The Khuajnd city court has sentenced Muidinjon Mirzoyev, 37, Khairullo Ismoilov, 35, and Hasanjon Jabborov, 33, to five years in prison on December 20.  The sentence followed their conviction on charges of participating in an extremist group (Article 307’ (2) of Tajikistan’s Penal Code).  They will serve their terms in a high-security penal colony

Meanwhile, three other defendants -- Naimjon Toshmatov, 32, Sheroz Jourayev, 26, and Abdushukur Kholiqov, 38 -- were sentenced to six months in jail each for not reporting a crime (Article 347 of Tajikistan’s Penal Code).  They will serve their terms in a general regime penal colony.

Judge Firdavs Huseinzoda, who presided over the trial, says they were detained by officers the State Committee for National Security (SCNS)’s office for Sughd in Hun eths year. 

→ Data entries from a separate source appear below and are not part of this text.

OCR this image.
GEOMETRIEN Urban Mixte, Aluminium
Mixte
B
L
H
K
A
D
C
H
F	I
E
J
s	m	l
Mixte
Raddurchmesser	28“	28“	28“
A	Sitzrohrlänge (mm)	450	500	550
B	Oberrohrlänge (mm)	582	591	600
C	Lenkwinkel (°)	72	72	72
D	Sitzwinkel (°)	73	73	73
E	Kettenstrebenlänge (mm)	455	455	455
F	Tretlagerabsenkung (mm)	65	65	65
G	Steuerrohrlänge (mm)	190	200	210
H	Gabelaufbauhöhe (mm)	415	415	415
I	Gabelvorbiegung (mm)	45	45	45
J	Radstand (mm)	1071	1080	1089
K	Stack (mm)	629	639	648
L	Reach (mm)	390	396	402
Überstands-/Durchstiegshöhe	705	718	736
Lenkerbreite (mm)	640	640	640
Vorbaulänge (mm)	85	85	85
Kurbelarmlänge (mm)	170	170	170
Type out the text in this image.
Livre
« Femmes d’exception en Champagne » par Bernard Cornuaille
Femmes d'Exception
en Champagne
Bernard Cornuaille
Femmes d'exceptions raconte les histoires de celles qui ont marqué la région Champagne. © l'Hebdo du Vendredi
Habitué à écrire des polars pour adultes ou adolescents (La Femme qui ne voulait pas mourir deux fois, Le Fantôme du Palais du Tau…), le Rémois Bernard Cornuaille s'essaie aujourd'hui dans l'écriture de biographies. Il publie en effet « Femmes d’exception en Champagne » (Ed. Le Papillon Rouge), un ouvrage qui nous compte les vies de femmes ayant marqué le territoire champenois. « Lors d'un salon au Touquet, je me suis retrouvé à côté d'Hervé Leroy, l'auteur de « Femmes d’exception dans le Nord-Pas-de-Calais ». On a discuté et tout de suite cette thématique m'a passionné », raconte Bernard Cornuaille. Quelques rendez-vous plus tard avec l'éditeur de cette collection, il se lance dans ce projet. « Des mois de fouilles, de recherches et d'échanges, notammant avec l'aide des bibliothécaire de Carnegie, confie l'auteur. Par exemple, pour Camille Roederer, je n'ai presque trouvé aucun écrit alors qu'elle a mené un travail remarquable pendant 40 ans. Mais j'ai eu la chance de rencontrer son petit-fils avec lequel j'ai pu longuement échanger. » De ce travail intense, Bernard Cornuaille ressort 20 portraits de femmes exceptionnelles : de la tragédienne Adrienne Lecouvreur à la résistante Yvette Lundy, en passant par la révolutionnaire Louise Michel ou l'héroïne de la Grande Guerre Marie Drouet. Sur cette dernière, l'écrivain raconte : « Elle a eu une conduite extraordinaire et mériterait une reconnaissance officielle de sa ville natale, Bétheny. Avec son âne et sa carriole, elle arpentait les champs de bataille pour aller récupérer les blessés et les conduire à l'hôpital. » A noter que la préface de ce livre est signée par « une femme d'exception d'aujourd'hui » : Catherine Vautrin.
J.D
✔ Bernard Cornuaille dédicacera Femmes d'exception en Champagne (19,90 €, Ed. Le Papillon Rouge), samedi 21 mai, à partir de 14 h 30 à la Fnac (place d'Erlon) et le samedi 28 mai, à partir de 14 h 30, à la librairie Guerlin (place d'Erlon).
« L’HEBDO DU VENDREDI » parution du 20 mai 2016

The Salafi movement or Salafist movement is an ultra-conservative orthodox movement within Sunni Islam that references the doctrine known as Salafism.  The movement first appeared in Tajikistan in the early 2000s, having been brought back to the country by Tajiks that had taken refuge in Pakistan during the civil war.

The movement claims to follow a strict and pure form of Islam, but Tajik clerics say the Salafists’ radical stance is similar to that of the Taliban in Afghanistan.

Salafists do not recognize other branches of Islam, such as Shi’a and Sufism.  The movement is frequently referred to as Wahhabism, although Salafists reject this as derogatory.

The Tajik authorities banned Salafism as an illegal group on January 8, 2009, saying the Salafist movement represents a potential threat to national security and the Supreme Court added the movement to its list of religious groups prohibited from operating in the country.

On December 8, 2014, the Supreme Court of Tajikistan formally labeled the banned Salafi group as an extremist organization.  The ruling reportedly followed a request submitted to the court by the Prosecutor-General’s Office.  The ruling means that the group’s website and printed materials are also banned.

The overwhelming majority of Tajiks are followers of the Hanafi madhab, a more liberal branch of Sunni Islam.